As he thinks about this, he muses, what have I ever asked from you except simple friendship: “Have I ever said, `Give something on my behalf, pay a ransom for me from your wealth, deliver me from the hand of the enemy, ransom me from the clutches of the ruthless’?” (v.22,23). Had he ever made demands of them that required them to pay out, or come to his aid against enemies? No, never. He only asked for simple, accepting friendship. Look, he says, I’m open for you to show me if I am genuinely wrong: “Teach me, and I will be quiet; show me where I have been wrong.” (v.24). I realise that honest words can be painful, but I’ve listened to what you’ve said and you prove nothing: “How painful are honest words! But what do your arguments prove?” (v.25) Why are you bothering to try and correct the words of a despairing man, words which you want to write off as just meaningless like wind : “Do you mean to correct what I say, and treat the words of a despairing man as wind?” (v.26). This seems so heartless that you give me the impression that, “You would even cast lots for the fatherless and barter away your friend.” (v.27).
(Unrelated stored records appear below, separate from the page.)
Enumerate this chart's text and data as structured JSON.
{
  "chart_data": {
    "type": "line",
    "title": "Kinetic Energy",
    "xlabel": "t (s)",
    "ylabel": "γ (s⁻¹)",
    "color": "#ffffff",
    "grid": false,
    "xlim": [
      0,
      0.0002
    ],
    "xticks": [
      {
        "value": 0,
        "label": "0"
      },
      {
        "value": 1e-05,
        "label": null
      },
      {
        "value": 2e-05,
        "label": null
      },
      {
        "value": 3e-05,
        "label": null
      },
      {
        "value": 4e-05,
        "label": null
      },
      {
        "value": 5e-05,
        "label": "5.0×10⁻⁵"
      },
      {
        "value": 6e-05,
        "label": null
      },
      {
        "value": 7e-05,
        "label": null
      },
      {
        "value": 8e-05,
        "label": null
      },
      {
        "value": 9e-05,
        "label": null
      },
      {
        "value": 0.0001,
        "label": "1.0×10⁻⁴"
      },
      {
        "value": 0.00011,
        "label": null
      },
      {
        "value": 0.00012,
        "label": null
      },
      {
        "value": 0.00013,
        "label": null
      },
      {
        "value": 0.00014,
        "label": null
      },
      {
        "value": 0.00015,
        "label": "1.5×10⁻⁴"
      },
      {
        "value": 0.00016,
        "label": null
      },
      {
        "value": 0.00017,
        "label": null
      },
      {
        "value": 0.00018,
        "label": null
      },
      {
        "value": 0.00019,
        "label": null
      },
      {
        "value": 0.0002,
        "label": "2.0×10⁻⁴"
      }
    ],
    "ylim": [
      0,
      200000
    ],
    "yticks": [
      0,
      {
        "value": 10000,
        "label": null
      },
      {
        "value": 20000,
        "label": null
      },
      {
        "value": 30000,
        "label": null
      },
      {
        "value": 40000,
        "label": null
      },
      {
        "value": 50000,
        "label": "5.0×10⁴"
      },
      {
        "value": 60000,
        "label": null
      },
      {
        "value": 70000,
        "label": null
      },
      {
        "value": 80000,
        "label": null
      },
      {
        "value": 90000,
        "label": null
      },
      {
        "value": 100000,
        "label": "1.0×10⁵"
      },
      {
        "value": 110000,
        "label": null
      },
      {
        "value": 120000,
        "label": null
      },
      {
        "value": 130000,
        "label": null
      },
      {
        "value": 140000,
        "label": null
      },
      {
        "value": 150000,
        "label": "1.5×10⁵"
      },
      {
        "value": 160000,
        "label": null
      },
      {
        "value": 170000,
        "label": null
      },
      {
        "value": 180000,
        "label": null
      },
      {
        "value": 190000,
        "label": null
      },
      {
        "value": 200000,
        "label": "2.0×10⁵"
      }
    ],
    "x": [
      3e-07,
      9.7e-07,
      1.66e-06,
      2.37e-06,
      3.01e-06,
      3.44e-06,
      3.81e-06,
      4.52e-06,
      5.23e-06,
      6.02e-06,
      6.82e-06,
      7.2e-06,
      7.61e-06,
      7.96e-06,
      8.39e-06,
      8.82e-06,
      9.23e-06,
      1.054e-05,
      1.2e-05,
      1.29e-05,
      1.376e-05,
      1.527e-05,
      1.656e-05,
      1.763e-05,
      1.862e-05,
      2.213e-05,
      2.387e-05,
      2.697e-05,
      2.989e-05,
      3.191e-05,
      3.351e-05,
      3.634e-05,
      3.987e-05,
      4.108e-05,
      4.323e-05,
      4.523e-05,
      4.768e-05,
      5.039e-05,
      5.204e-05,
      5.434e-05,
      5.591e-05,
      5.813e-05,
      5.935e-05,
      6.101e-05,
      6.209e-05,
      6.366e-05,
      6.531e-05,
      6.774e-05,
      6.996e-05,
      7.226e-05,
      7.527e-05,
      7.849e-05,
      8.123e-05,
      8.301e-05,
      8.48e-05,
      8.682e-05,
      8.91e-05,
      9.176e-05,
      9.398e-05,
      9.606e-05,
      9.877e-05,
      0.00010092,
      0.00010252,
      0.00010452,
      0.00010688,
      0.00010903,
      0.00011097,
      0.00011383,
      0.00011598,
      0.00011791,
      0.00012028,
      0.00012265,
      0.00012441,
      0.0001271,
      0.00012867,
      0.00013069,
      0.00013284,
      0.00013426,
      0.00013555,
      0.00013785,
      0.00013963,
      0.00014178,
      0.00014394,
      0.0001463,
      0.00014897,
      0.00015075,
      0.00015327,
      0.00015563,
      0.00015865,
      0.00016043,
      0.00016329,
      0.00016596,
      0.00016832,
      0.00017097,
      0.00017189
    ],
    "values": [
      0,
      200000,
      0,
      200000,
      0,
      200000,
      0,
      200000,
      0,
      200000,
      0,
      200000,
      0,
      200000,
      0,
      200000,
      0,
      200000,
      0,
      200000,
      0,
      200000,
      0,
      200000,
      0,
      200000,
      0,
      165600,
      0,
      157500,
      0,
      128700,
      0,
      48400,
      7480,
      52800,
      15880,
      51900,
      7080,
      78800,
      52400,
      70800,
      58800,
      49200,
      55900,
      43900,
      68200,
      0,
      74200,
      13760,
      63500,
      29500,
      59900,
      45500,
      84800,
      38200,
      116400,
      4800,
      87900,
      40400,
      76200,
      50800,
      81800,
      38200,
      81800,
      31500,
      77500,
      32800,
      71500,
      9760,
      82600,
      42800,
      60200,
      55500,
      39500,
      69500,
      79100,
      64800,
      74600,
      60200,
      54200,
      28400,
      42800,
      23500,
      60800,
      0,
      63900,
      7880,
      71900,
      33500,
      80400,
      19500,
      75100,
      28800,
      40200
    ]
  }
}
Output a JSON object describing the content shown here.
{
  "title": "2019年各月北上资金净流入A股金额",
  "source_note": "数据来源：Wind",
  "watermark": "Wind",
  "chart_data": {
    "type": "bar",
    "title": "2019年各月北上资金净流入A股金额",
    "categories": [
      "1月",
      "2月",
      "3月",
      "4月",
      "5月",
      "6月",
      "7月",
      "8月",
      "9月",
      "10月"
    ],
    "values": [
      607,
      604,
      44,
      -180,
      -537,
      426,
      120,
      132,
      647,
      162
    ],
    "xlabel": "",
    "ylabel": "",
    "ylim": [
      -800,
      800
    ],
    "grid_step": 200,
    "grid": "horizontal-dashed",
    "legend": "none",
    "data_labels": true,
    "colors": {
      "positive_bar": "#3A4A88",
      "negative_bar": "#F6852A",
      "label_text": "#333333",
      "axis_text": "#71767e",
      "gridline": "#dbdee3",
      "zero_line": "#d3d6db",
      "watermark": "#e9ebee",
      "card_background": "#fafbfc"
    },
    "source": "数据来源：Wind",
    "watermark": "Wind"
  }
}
And then he makes a final plea: “But now be so kind as to look at me. Would I lie to your face?” (v.28) Please, look me in the face. I’m trying to be honest, I wouldn’t lie to you, I would tell you if I had sinned (implied). He goes on, “Relent, do not be unjust; reconsider, for my integrity is at stake.” (v.29). Please, step back from this stand you’ve taken against me, be fair, because this is my integrity and my reputation you are talking about here. And finally, “Is there any wickedness on my lips? Can my mouth not discern malice?” (v.30) Please, listen carefully. Am I saying anything that is patently wicked? Have I not always been careful what I say, please be gentle with me!

These are the pleas of this man of integrity whose only ‘sin’ is to be in the midst of immense suffering for apparently no reason. The reason, as we had the privilege of seeing, is that he is going through God’s testing process, but it’s a process that doesn’t only test him; it also tests his three friends! If we are such a ‘friend’ we need to realise that when our friends are in trouble, it is also a test for us!